When I completed a 300-kilometer bike ride, I felt some pain in my lower back. This led me to think about cyclists who go for longer rides, especially endurance cyclists.

—Kunj, Dedhia, 17-year-old Cyclist and Inventor

It is a general misconception that knees are particularly prone to injuries due to overuse, since legs do most of the moving when riding on a cycle. But a study of professional road cyclists showed that 45 percent of bicycling overuse injuries were related to the lower back, compared to only 23 percent to the knees. Of the cyclists studied, 58 percent had experienced lower-back pain in the previous 12 months.2

Kunj Dedhia, a budding innovator from Mumbai, India, experienced low-back pain after completing long bike rides. The 17-year-old realized that much of the cause was due to incorrect posture, and that back pain could be prevented by making small, but constant efforts to fix back posture while cycling.

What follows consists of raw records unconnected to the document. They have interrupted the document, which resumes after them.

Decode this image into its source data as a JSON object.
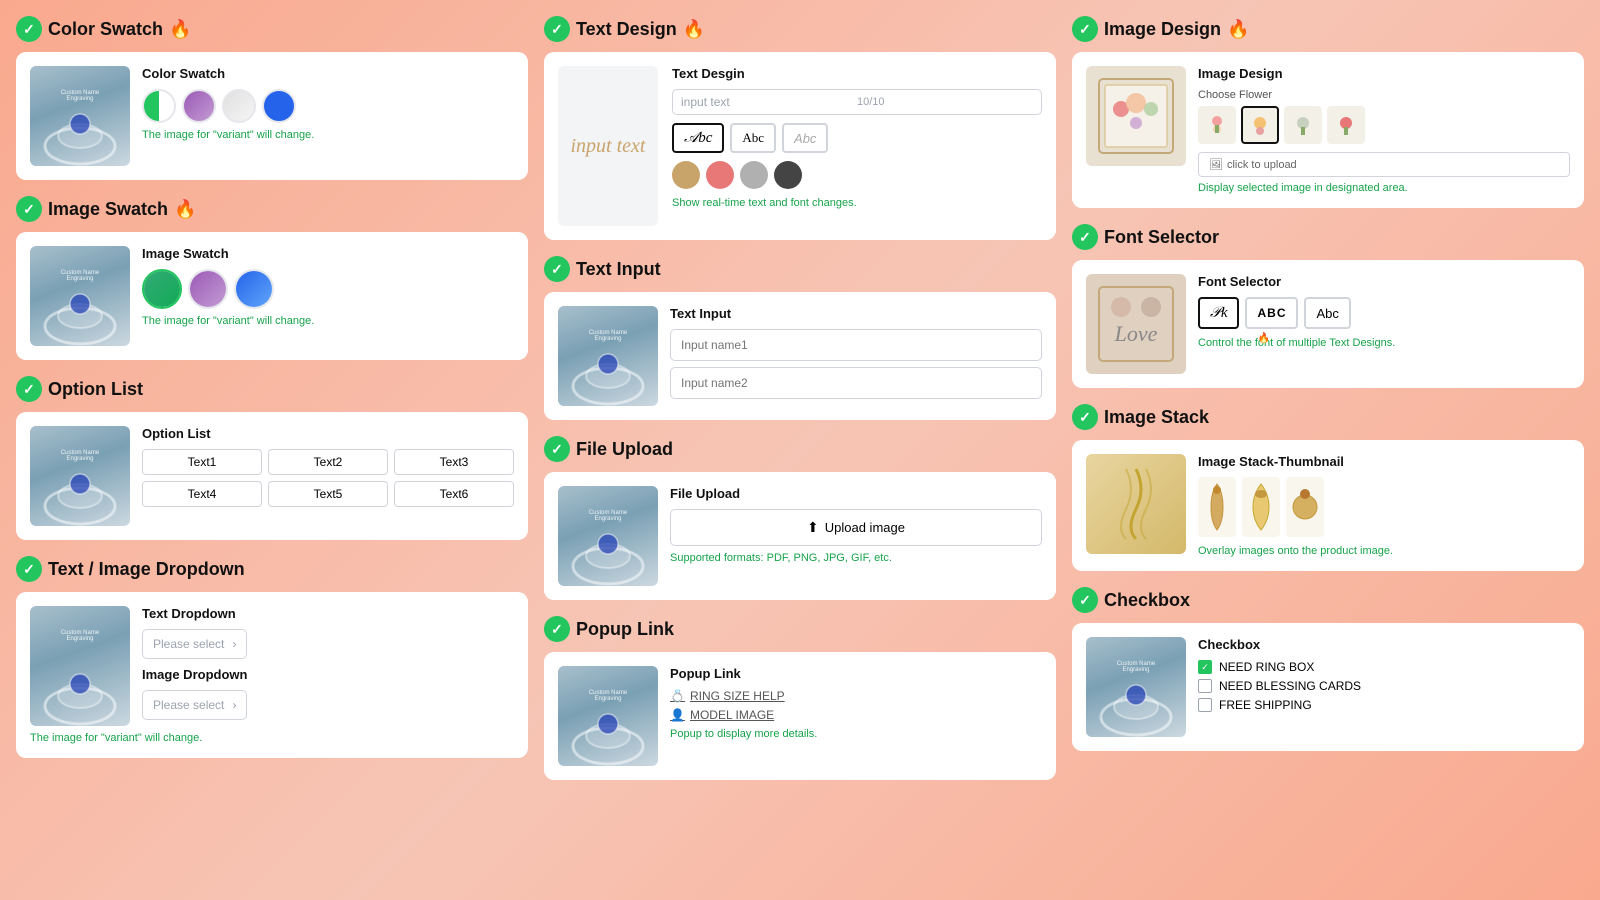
{
  "sections": {
    "color_swatch": {
      "title": "Color Swatch",
      "card_label": "Color Swatch",
      "note": "The image for \"variant\" will change.",
      "swatches": [
        "half-green-white",
        "purple",
        "white-outline",
        "blue"
      ]
    },
    "image_swatch": {
      "title": "Image Swatch",
      "card_label": "Image Swatch",
      "note": "The image for \"variant\" will change."
    },
    "option_list": {
      "title": "Option List",
      "card_label": "Option List",
      "options": [
        "Text1",
        "Text2",
        "Text3",
        "Text4",
        "Text5",
        "Text6"
      ]
    },
    "text_image_dropdown": {
      "title": "Text / Image Dropdown",
      "text_dropdown_label": "Text Dropdown",
      "image_dropdown_label": "Image Dropdown",
      "placeholder": "Please select",
      "note": "The image for \"variant\" will change."
    },
    "text_design": {
      "title": "Text Design",
      "card_label": "Text Desgin",
      "preview_text": "input text",
      "input_placeholder": "input text",
      "input_count": "10/10",
      "fonts": [
        "cursive-abc",
        "Abc",
        "Abc-light"
      ],
      "colors": [
        "#c9a46a",
        "#e87878",
        "#b0b0b0",
        "#444444"
      ],
      "note": "Show real-time text and font changes."
    },
    "text_input": {
      "title": "Text Input",
      "card_label": "Text  Input",
      "field1_placeholder": "Input name1",
      "field2_placeholder": "Input name2"
    },
    "file_upload": {
      "title": "File Upload",
      "card_label": "File Upload",
      "button_label": "Upload image",
      "note": "Supported formats: PDF, PNG, JPG, GIF, etc."
    },
    "popup_link": {
      "title": "Popup Link",
      "card_label": "Popup Link",
      "link1": "RING SIZE HELP",
      "link2": "MODEL IMAGE",
      "note": "Popup to display more details."
    },
    "image_design": {
      "title": "Image Design",
      "card_label": "Image Design",
      "sub_label": "Choose Flower",
      "upload_label": "click to upload",
      "note": "Display selected image in designated area."
    },
    "font_selector": {
      "title": "Font Selector",
      "card_label": "Font Selector",
      "fonts": [
        "cursive-pk",
        "ABC",
        "Abc"
      ],
      "note": "Control the font of multiple Text Designs."
    },
    "image_stack": {
      "title": "Image Stack",
      "card_label": "Image Stack-Thumbnail",
      "note": "Overlay images onto the product image."
    },
    "checkbox": {
      "title": "Checkbox",
      "card_label": "Checkbox",
      "items": [
        {
          "label": "NEED RING BOX",
          "checked": true
        },
        {
          "label": "NEED BLESSING CARDS",
          "checked": false
        },
        {
          "label": "FREE SHIPPING",
          "checked": false
        }
      ]
    }
  },
  "icons": {
    "check": "✓",
    "fire": "🔥",
    "upload": "⬆",
    "ring_link": "💍",
    "model_link": "👤",
    "chevron_down": "›"
  }
}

Inspired by the Intel® Innovation Generation program, he created Cyclos, a smartphone app that alerts riders every time their posture needs adjustment. Sensors placed on riders’ backs read movement and muscle activity. The app processes the information and causes the system to vibrate when riders move out of alignment, so they can adjust their posture as needed.

Bicycling is growing in popularity since it offers people a fast, flexible, inexpensive, and eco-friendly way to travel while getting some exercise and avoiding traffic congestion.

By some estimates, more than 2 billion bikes are in use around the world today, and that number could rise to 5 billion by 2050.1 With Cyclos, Kunj’s innovation can help prevent a corresponding rise in the number of cyclists with lower back injuries.